The title nearly says it all. I have a VM in EC2 running CentOS 7. It uses DHCP, which seems to be a EC2 requirement. DHCP keeps overwriting the hostname on reboot, no matter what I try. I won't enumerate it, but I've tried pretty much every suggestion here: Override DHCP hostname on RHEL5/CentOS/Amazon Linux as well as those found on several other sites that google searches turned up. I don't understand if it's the particular OS version or AWS/EC2 environment, but I can't change the hostname and make it stick across reboots. Even brute forcing it via /etc/rc.d/rc.local (adding "/bin/hostnamectl set-hotname foo.bar.baz" did not work. I can't believe other AWS/EC2 users haven't figured this out.
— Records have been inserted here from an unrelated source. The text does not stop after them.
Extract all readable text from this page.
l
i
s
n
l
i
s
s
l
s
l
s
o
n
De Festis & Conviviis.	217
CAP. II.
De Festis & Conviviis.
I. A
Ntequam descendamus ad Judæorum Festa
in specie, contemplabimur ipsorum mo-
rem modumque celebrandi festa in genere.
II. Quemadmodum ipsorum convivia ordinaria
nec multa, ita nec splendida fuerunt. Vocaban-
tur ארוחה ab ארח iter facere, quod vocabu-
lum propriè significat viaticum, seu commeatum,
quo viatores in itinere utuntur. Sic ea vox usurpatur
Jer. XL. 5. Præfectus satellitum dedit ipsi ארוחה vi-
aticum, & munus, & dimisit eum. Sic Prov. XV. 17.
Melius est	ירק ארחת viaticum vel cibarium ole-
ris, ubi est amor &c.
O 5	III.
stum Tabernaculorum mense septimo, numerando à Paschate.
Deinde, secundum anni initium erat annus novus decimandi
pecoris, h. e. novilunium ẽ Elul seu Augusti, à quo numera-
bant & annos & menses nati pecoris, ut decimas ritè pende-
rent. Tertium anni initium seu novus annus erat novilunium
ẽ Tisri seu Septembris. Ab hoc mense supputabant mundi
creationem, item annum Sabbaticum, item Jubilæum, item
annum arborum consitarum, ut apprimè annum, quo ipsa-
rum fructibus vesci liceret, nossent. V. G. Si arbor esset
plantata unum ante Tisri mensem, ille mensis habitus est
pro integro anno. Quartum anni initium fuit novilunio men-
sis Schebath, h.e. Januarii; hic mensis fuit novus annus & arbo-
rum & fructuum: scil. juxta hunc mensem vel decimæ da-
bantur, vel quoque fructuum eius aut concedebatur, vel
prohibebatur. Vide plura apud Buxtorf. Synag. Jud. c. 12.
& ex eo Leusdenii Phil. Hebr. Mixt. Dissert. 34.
Please help.
Update: This also does not work: http://docs.aws.amazon.com/AWSEC2/latest/UserGuide/set-hostname.html I.e., adding a DNS A record for the box in AWS's Route53 (and verifying it works), and setting HOSTNAME=foo.bar.baz in /etc/sysconfig/network (checking after a reboot) is also futile.
Update 2: A similar question was answered for Fedora 20. The accepted solution there also involved reconfiguring cloud-init, though in a different manner. Also, it wasn't clear that that question/solution applies to other distros. Thus, I feel my question should probably remain for others running CentOS and searching for it that way (yes, I know Fedora and CentOS are siblings, but not everyone googles for all synonyms when searching for solutions).